Many novice photographers get preoccupied with finding a subject and forget to think about how they're going to photograph it. If you shoot a subject straight-on you will record its appearance, but you may fail to capture any context or atmosphere. When you're shooting a flower in a garden, for example, rather than shooting it straight-on from the edge of the bed, think about shooting it from the side so you have the rest of the flowerbed extending into the distance to give a sense of the huge number of blooms and the depth of color.

05. Nothing in the foreground

Great landscape - but that big space in the foreground is wasted space (Image credit: Future)

A bettter composition - with the rocky islet filling the foreground with something, and adding depth to the image (Image credit: Future)

Whether you're shooting a landscape or a still-life image, it pays to have something in the foreground to give an image depth, add some scale and help draw the viewer's eye. As well as being a waste of space, an empty foreground can act as a barrier to the eye that you feel you have to peer over. 

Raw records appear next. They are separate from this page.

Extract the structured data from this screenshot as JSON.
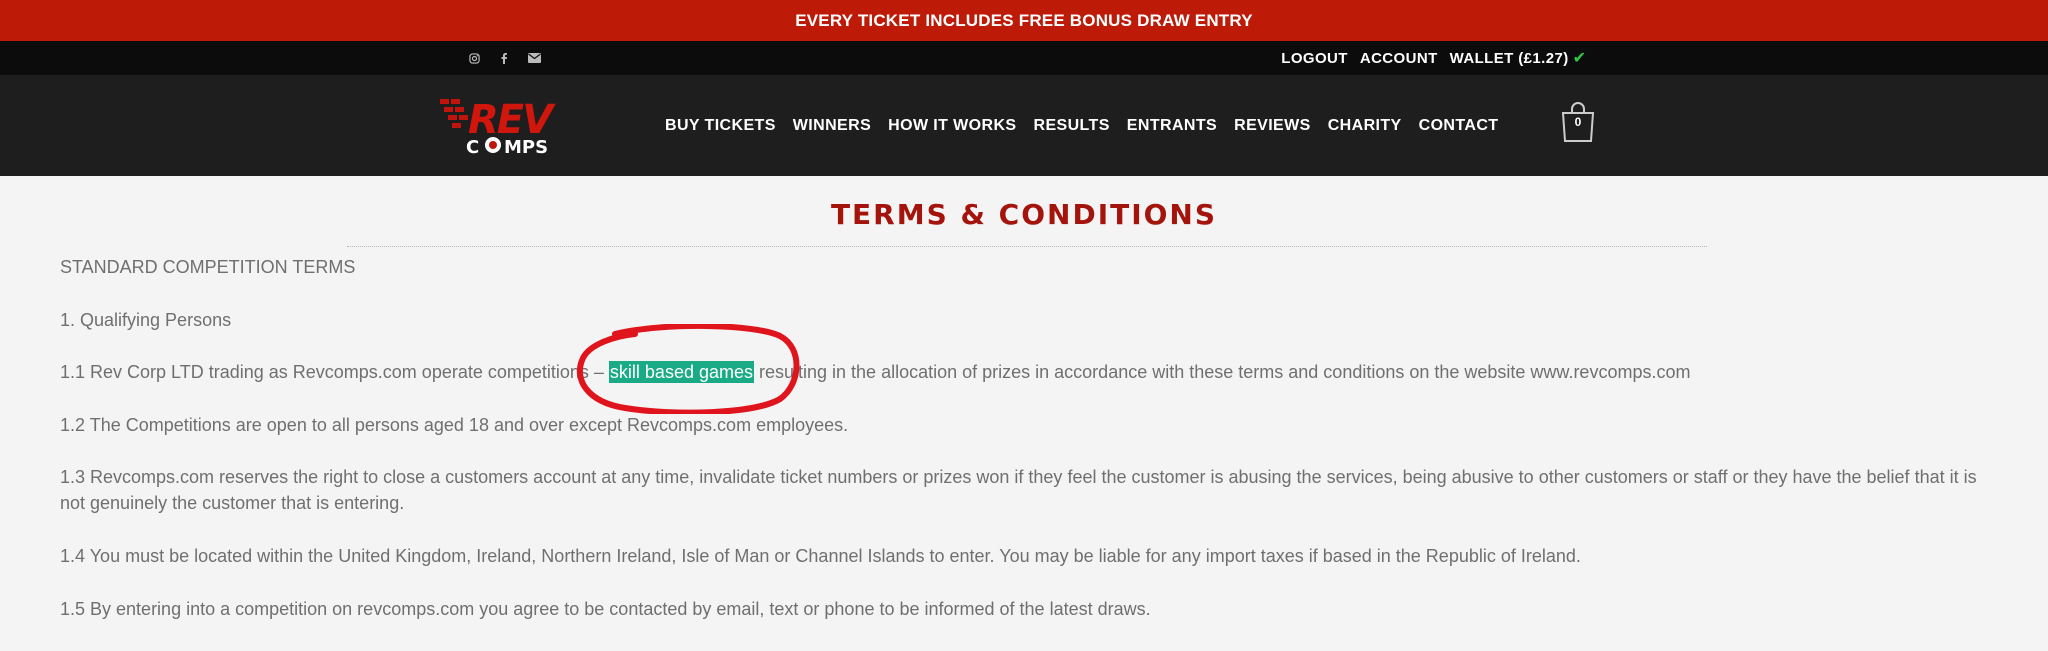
{
  "promo": {
    "text": "EVERY TICKET INCLUDES FREE BONUS DRAW ENTRY"
  },
  "social": {
    "icons": [
      "instagram-icon",
      "facebook-icon",
      "email-icon"
    ]
  },
  "account": {
    "logout": "LOGOUT",
    "account": "ACCOUNT",
    "wallet": "WALLET (£1.27)"
  },
  "logo": {
    "top": "REV",
    "bottom": "COMPS"
  },
  "nav": {
    "items": [
      "BUY TICKETS",
      "WINNERS",
      "HOW IT WORKS",
      "RESULTS",
      "ENTRANTS",
      "REVIEWS",
      "CHARITY",
      "CONTACT"
    ]
  },
  "cart": {
    "count": "0"
  },
  "page": {
    "title": "TERMS & CONDITIONS",
    "heading": "STANDARD COMPETITION TERMS",
    "section1": "1. Qualifying Persons",
    "p1_1_pre": "1.1 Rev Corp LTD trading as Revcomps.com operate competitions – ",
    "p1_1_highlight": "skill based games",
    "p1_1_post": " resulting in the allocation of prizes in accordance with these terms and conditions on the website www.revcomps.com",
    "p1_2": "1.2 The Competitions are open to all persons aged 18 and over except Revcomps.com employees.",
    "p1_3": "1.3 Revcomps.com reserves the right to close a customers account at any time, invalidate ticket numbers or prizes won if they feel the customer is abusing the services, being abusive to other customers or staff or they have the belief that it is not genuinely the customer that is entering.",
    "p1_4": "1.4 You must be located within the United Kingdom, Ireland, Northern Ireland, Isle of Man or Channel Islands to enter. You may be liable for any import taxes if based in the Republic of Ireland.",
    "p1_5": "1.5 By entering into a competition on revcomps.com you agree to be contacted by email, text or phone to be informed of the latest draws."
  },
  "colors": {
    "promo": "#bd1a08",
    "title": "#a4140c",
    "highlight": "#1aab86",
    "annotation": "#e0141c"
  }
}
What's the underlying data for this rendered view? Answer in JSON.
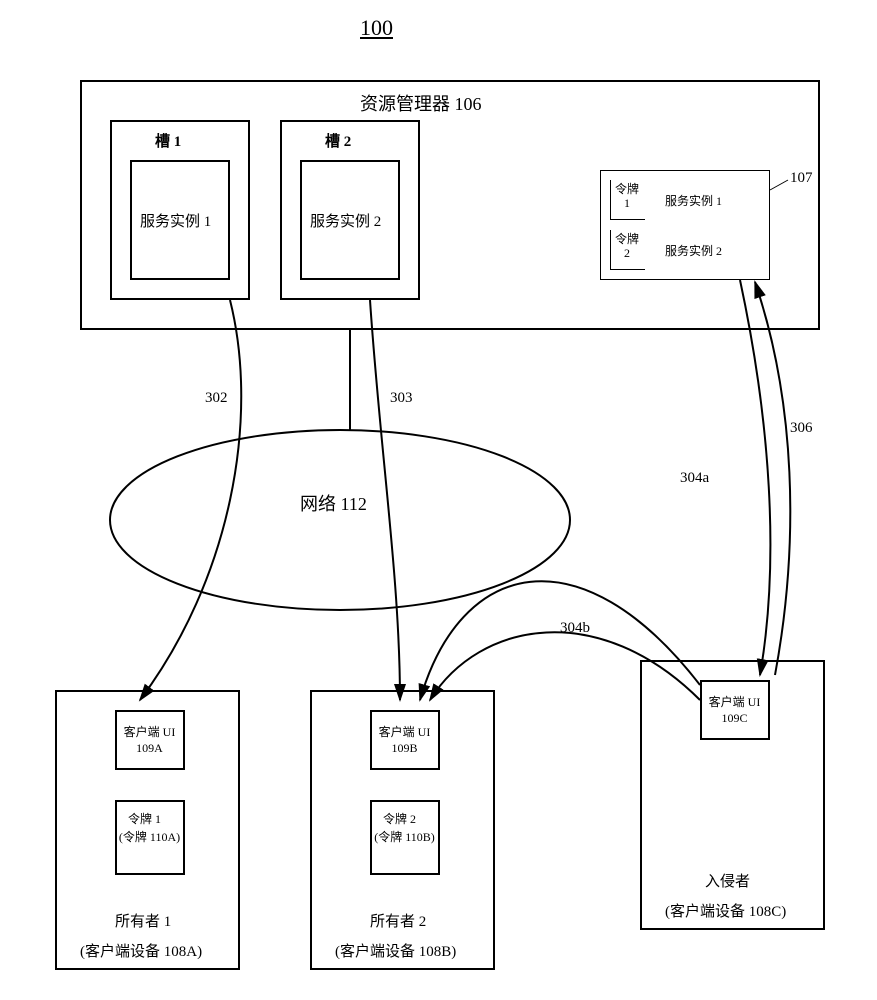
{
  "figure_number": "100",
  "resource_manager": {
    "title": "资源管理器 106",
    "slot1": {
      "label": "槽 1",
      "service": "服务实例 1"
    },
    "slot2": {
      "label": "槽 2",
      "service": "服务实例 2"
    },
    "table": {
      "ref": "107",
      "rows": [
        {
          "token": "令牌 1",
          "service": "服务实例 1"
        },
        {
          "token": "令牌 2",
          "service": "服务实例 2"
        }
      ]
    }
  },
  "network": {
    "label": "网络 112"
  },
  "arrows": {
    "a302": "302",
    "a303": "303",
    "a304a": "304a",
    "a304b": "304b",
    "a306": "306"
  },
  "clients": {
    "owner1": {
      "ui": "客户端 UI 109A",
      "token": "令牌 1",
      "token_detail": "(令牌 110A)",
      "name": "所有者 1",
      "device": "(客户端设备 108A)"
    },
    "owner2": {
      "ui": "客户端 UI 109B",
      "token": "令牌 2",
      "token_detail": "(令牌 110B)",
      "name": "所有者 2",
      "device": "(客户端设备 108B)"
    },
    "intruder": {
      "ui": "客户端 UI 109C",
      "name": "入侵者",
      "device": "(客户端设备 108C)"
    }
  }
}
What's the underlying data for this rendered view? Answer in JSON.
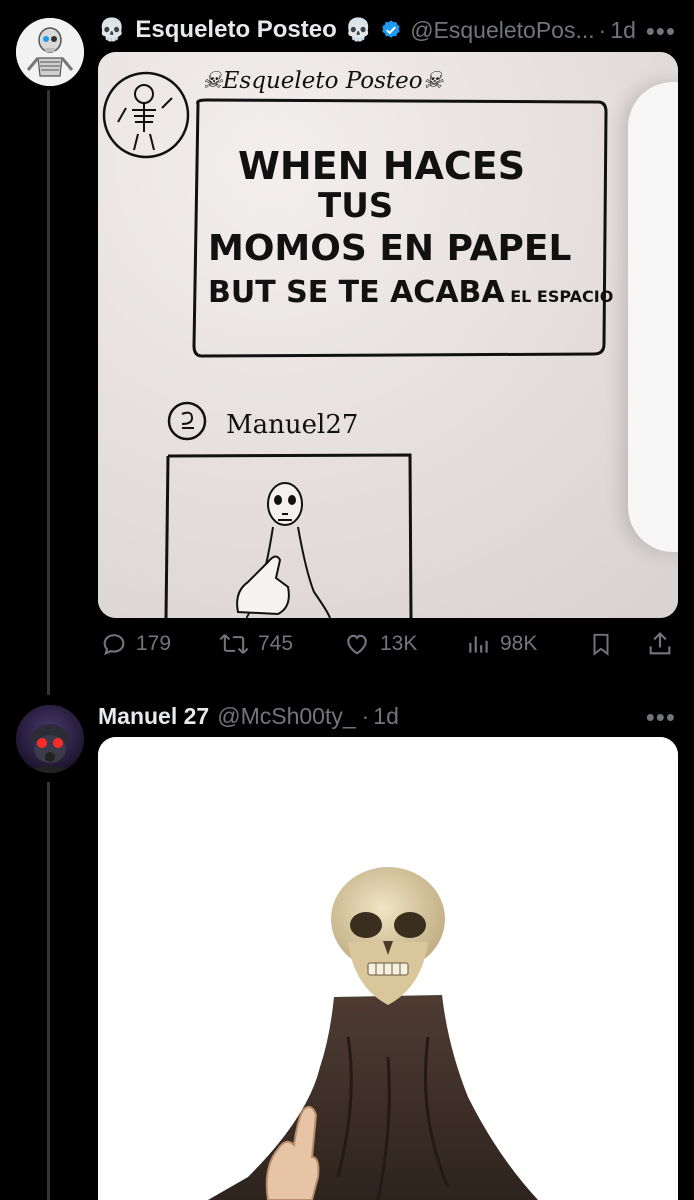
{
  "post1": {
    "display_name": "Esqueleto Posteo",
    "name_emoji": "💀",
    "handle": "@EsqueletoPos...",
    "separator": "·",
    "time": "1d",
    "more": "•••",
    "media": {
      "header_name": "Esqueleto Posteo",
      "caption_lines": [
        "WHEN HACES",
        "TUS",
        "MOMOS EN PAPEL"
      ],
      "caption_last_a": "BUT SE TE ACABA",
      "caption_last_b": "EL ESPACIO",
      "reply_name": "Manuel27"
    },
    "actions": {
      "replies": "179",
      "reposts": "745",
      "likes": "13K",
      "views": "98K"
    }
  },
  "post2": {
    "display_name": "Manuel 27",
    "handle": "@McSh00ty_",
    "separator": "·",
    "time": "1d",
    "more": "•••"
  },
  "colors": {
    "background": "#000000",
    "text_primary": "#e7e9ea",
    "text_secondary": "#71767b",
    "verified_blue": "#1d9bf0",
    "paper": "#ece7e5"
  }
}
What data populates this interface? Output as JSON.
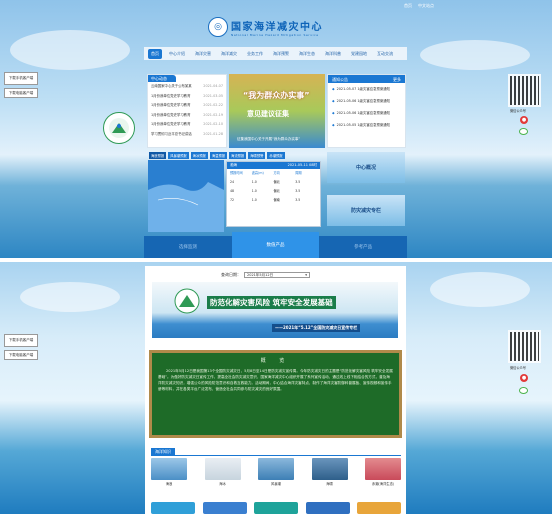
{
  "header": {
    "links": [
      "首页",
      "中文站点"
    ],
    "title": "国家海洋减灾中心",
    "subtitle": "National Marine Hazard Mitigation Service"
  },
  "nav": {
    "items": [
      "首页",
      "中心介绍",
      "海洋灾害",
      "海洋减灾",
      "业务工作",
      "海洋预警",
      "海洋生态",
      "海洋科普",
      "党建园地",
      "互动交流"
    ],
    "active_index": 0
  },
  "float": {
    "btn1": "下载手机客户端",
    "btn2": "下载电脑客户端"
  },
  "qr": {
    "caption": "微信公众号"
  },
  "news": {
    "header": "中心动态",
    "items": [
      {
        "text": "云南国家中心关于公布某某",
        "date": "2021-04-07"
      },
      {
        "text": "1月份我单位党史学习教育",
        "date": "2021-03-05"
      },
      {
        "text": "1月份我单位党史学习教育",
        "date": "2021-02-22"
      },
      {
        "text": "1月份我单位党史学习教育",
        "date": "2021-02-19"
      },
      {
        "text": "1月份我单位党史学习教育",
        "date": "2021-02-10"
      },
      {
        "text": "学习贯彻习近平总书记讲话",
        "date": "2021-01-28"
      }
    ]
  },
  "banner": {
    "title": "“我为群众办实事”",
    "subtitle": "意见建议征集",
    "caption": "征集我国中心关于开展“我为群众办实事”"
  },
  "notice": {
    "header": "通知公告",
    "more": "更多",
    "items": [
      {
        "text": "2021-05-07 1级灾害应急预案通知"
      },
      {
        "text": "2021-05-06 1级灾害应急预案通知"
      },
      {
        "text": "2021-05-06 1级灾害应急预案通知"
      },
      {
        "text": "2021-05-05 1级灾害应急预案通知"
      }
    ]
  },
  "ocean_tabs": [
    "海浪预报",
    "风暴潮预报",
    "海冰预报",
    "海温预报",
    "海流预报",
    "海啸预警",
    "赤潮预报",
    "海洋气象"
  ],
  "ocean": {
    "title": "渤海",
    "time": "2021-05-11 08时",
    "cols": [
      "预报时间",
      "波高(m)",
      "方向",
      "周期"
    ],
    "rows": [
      [
        "24",
        "1.0",
        "偏北",
        "3.5"
      ],
      [
        "48",
        "1.0",
        "偏北",
        "3.5"
      ],
      [
        "72",
        "1.0",
        "偏南",
        "3.5"
      ]
    ]
  },
  "side_cards": [
    "中心概况",
    "防灾减灾专栏"
  ],
  "bottom_tabs": [
    "选择监测",
    "数值产品",
    "参考产品"
  ],
  "bottom_active": 1,
  "page2": {
    "date_label": "查询日期：",
    "date_value": "2021年5月12日",
    "campaign_title": "防范化解灾害风险 筑牢安全发展基础",
    "campaign_sub": "——2021年“5.12”全国防灾减灾日宣传专栏",
    "board_title": "概 览",
    "board_text": "2021年5月12日是我国第13个全国防灾减灾日，5月8日至14日是防灾减灾宣传周。今年防灾减灾日的主题是“防范化解灾害风险 筑牢安全发展基础”。为做好防灾减灾日宣传工作，提高全社会防灾减灾意识，国家海洋减灾中心组织开展了系列宣传活动，通过线上线下相结合的方式，普及海洋防灾减灾知识，增强公众的风险防范意识和自救互救能力。活动期间，中心结合海洋灾害特点，制作了海洋灾害防御科普展板、宣传视频和宣传手册等材料，并在各类平台广泛发布，营造全社会共同参与防灾减灾的良好氛围。",
    "section": "海洋知识",
    "thumbs": [
      "海浪",
      "海冰",
      "风暴潮",
      "海啸",
      "赤潮(海洋生态)"
    ],
    "thumb_colors": [
      "#4b8fc6",
      "#c7d4de",
      "#3d7fb5",
      "#2e5f8a",
      "#c94a5a"
    ],
    "tile_colors": [
      "#2f9fd8",
      "#3a7fd0",
      "#1ea39a",
      "#2f6fc0",
      "#e8a53a"
    ]
  }
}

Whether it's a clump of flowers, a rock or tidemarks in the sand, most landscapes have something that can be used to inject a little interest into the foreground. When you're constructing a still-life scene, it's up to you to put something in the right place.

06. Deciding aspect ratio post-capture

You might choose the aspect ratio for the screen you want to display your photo on, or the format of the printing paper (Image credit: Getty Images)

This point often goes hand-in-hand with an empty foreground because there's a tendency to crop to remove the blank space and improve the composition. Post-capture cropping is fine, but you'll usually find you make better images if you consider the aspect ratio at the shooting stage. Most cameras allow you to set aspect ratio in your general menu settings.

07. Bad use of depth of field

With an aperture of f/22 the blurred background interferes with the in-focus blossom in the foreground (Image credit: PhotoPlus)

Open up to f/2.8 and the blossom dominates the shot, and teh background is now so blurred there is not intefering detail (Image credit: PhotoPlus)

We mentioned above how shallow depth of field can be used to smooth over and de-clutter a background. Depth of field is a very powerful tool for photo composition because it can determine which elements within a scene are clearly visible in the image. 

Shooting with a small aperture creates lots of depth of field, which is often desirable, but if you want your subject to stand out from its surrounding it's usually better to shoot with a bigger aperture to restrict depth of field.

08. Sloping horizon

Wrong - sloping horizons are particularly obvious in landscapes, even if you are just a degree or two out (Image credit: Future)

Correct - the hoizon line runs parallel with the top of the frame (Image credit: Future)

A sloping horizon in a landscape or even behind a portrait subject can be incredibly distracting so it's worth making the effort to ensure that it's level. Most cameras now have a built-in electronic level that can be displayed in the viewfinder or on the LCD to guide you. Alternatively, many tripods have a spirit level built-in.

It's especially important to make sure that water looks level, but this can be deceptive when the water's edge or a shoreline is in the frame. Even if the camera was perfectly level at the time of the shoot you may find that you need to rotate the image a little post-capture to get it looking right.